Knowing what high-quality documentation actually looks like, when a diagnosis is appropriate, what safety checks matter, and where ambiguity needs to be surfaced rather than smoothed over shapes these systems in ways a general-purpose developer would likely miss. When clinicians build tools, even imperfect ones, that expertise shows up everywhere.

Conclusion

This approach is for clinicians who have felt friction in their workflow and wondered whether something better was possible, but assumed building was out of reach. It’s also for trainees and students who want to understand AI from the inside rather than treating it as a black box. It will resonate most with people who have already tried once and failed. Those false starts are rarely evidence that building isn’t for you. More often, they’re signs that the constraints weren’t right yet.

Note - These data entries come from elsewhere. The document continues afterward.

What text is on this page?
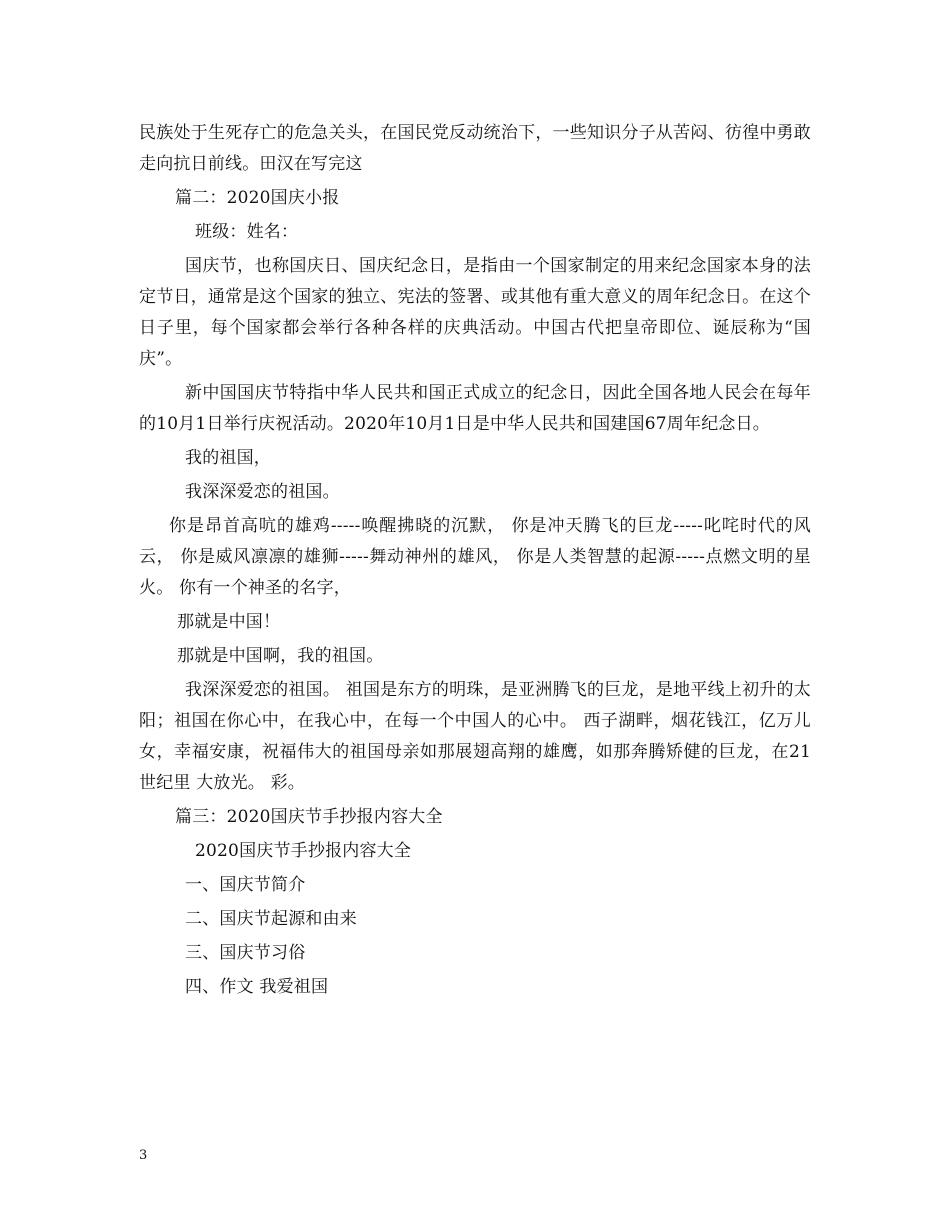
民族处于生死存亡的危急关头，在国民党反动统治下，一些知识分子从苦闷、彷徨中勇敢走向抗日前线。田汉在写完这

篇二：2020国庆小报

班级：姓名：

国庆节，也称国庆日、国庆纪念日，是指由一个国家制定的用来纪念国家本身的法定节日，通常是这个国家的独立、宪法的签署、或其他有重大意义的周年纪念日。在这个日子里，每个国家都会举行各种各样的庆典活动。中国古代把皇帝即位、诞辰称为“国庆”。

新中国国庆节特指中华人民共和国正式成立的纪念日，因此全国各地人民会在每年的10月1日举行庆祝活动。2020年10月1日是中华人民共和国建国67周年纪念日。

我的祖国，

我深深爱恋的祖国。

你是昂首高吭的雄鸡-----唤醒拂晓的沉默， 你是冲天腾飞的巨龙-----叱咤时代的风云， 你是威风凛凛的雄狮-----舞动神州的雄风， 你是人类智慧的起源-----点燃文明的星火。 你有一个神圣的名字，

那就是中国！

那就是中国啊，我的祖国。

我深深爱恋的祖国。 祖国是东方的明珠，是亚洲腾飞的巨龙，是地平线上初升的太阳；祖国在你心中，在我心中，在每一个中国人的心中。 西子湖畔，烟花钱江，亿万儿女，幸福安康，祝福伟大的祖国母亲如那展翅高翔的雄鹰，如那奔腾矫健的巨龙，在21世纪里 大放光。 彩。

篇三：2020国庆节手抄报内容大全

2020国庆节手抄报内容大全

一、国庆节简介

二、国庆节起源和由来

三、国庆节习俗

四、作文 我爱祖国

3
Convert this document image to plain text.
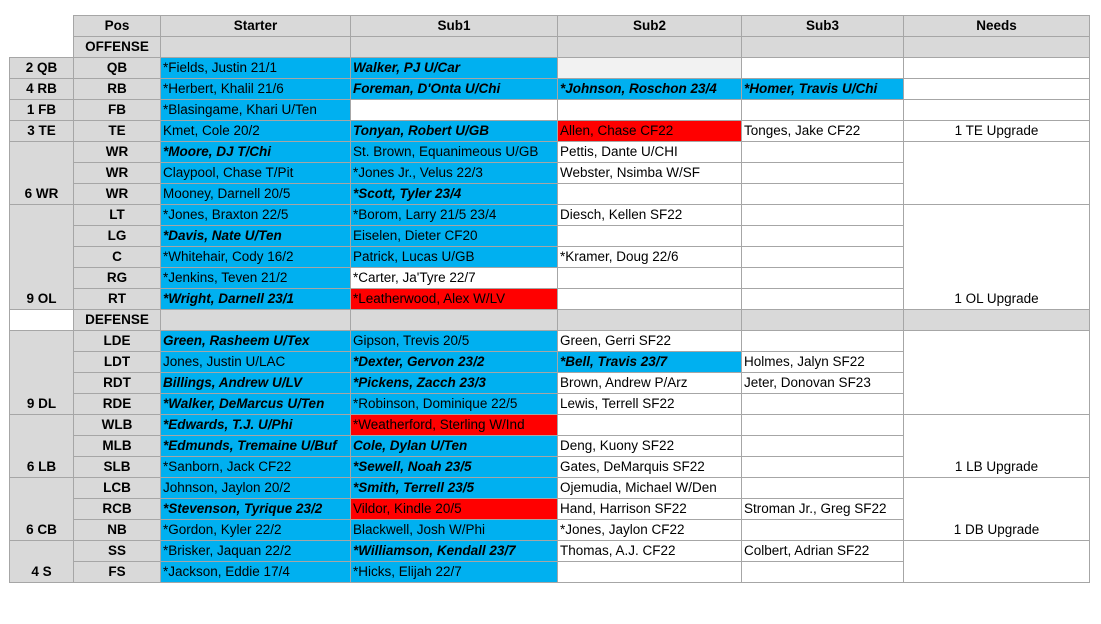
	Pos	Starter	Sub1	Sub2	Sub3	Needs
	OFFENSE					
2 QB	QB	*Fields, Justin 21/1	Walker, PJ U/Car			
4 RB	RB	*Herbert, Khalil 21/6	Foreman, D'Onta U/Chi	*Johnson, Roschon 23/4	*Homer, Travis U/Chi	
1 FB	FB	*Blasingame, Khari U/Ten				
3 TE	TE	Kmet, Cole 20/2	Tonyan, Robert U/GB	Allen, Chase CF22	Tonges, Jake CF22	1 TE Upgrade
6 WR	WR	*Moore, DJ T/Chi	St. Brown, Equanimeous U/GB	Pettis, Dante U/CHI		
	WR	Claypool, Chase T/Pit	*Jones Jr., Velus 22/3	Webster, Nsimba W/SF		
	WR	Mooney, Darnell 20/5	*Scott, Tyler 23/4			
9 OL	LT	*Jones, Braxton 22/5	*Borom, Larry 21/5 23/4	Diesch, Kellen SF22		1 OL Upgrade
	LG	*Davis, Nate U/Ten	Eiselen, Dieter CF20			
	C	*Whitehair, Cody 16/2	Patrick, Lucas U/GB	*Kramer, Doug 22/6		
	RG	*Jenkins, Teven 21/2	*Carter, Ja'Tyre 22/7			
	RT	*Wright, Darnell 23/1	*Leatherwood, Alex W/LV			
	DEFENSE					
9 DL	LDE	Green, Rasheem U/Tex	Gipson, Trevis 20/5	Green, Gerri SF22		
	LDT	Jones, Justin U/LAC	*Dexter, Gervon 23/2	*Bell, Travis 23/7	Holmes, Jalyn SF22	
	RDT	Billings, Andrew U/LV	*Pickens, Zacch 23/3	Brown, Andrew P/Arz	Jeter, Donovan SF23	
	RDE	*Walker, DeMarcus U/Ten	*Robinson, Dominique 22/5	Lewis, Terrell SF22		
6 LB	WLB	*Edwards, T.J. U/Phi	*Weatherford, Sterling W/Ind			1 LB Upgrade
	MLB	*Edmunds, Tremaine U/Buf	Cole, Dylan U/Ten	Deng, Kuony SF22		
	SLB	*Sanborn, Jack CF22	*Sewell, Noah 23/5	Gates, DeMarquis SF22		
6 CB	LCB	Johnson, Jaylon 20/2	*Smith, Terrell 23/5	Ojemudia, Michael W/Den		1 DB Upgrade
	RCB	*Stevenson, Tyrique 23/2	Vildor, Kindle 20/5	Hand, Harrison SF22	Stroman Jr., Greg SF22	
	NB	*Gordon, Kyler 22/2	Blackwell, Josh W/Phi	*Jones, Jaylon CF22		
4 S	SS	*Brisker, Jaquan 22/2	*Williamson, Kendall 23/7	Thomas, A.J. CF22	Colbert, Adrian SF22	
	FS	*Jackson, Eddie 17/4	*Hicks, Elijah 22/7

What this isn’t for are people looking for shortcuts or zero-effort automation. AI doesn’t replace clinical judgment, and it doesn’t eliminate the need to think carefully about structure, accuracy, and ethics. If the goal is to press a button and let the model handle everything, this approach will feel slower, not faster.

Building with AI, at least in clinical contexts, isn’t really about technology. It’s a way of thinking. Clinicians already have the domain knowledge these systems lack. When that expertise is paired with careful constraints and a willingness to experiment, the result isn’t magic. It’s something quieter and more useful: tools that fit the work instead of fighting it.

If you’re a clinician who’s felt stuck between needing better tools and not knowing how to build them, this approach might be for you. LocalScribe is what came out of that process.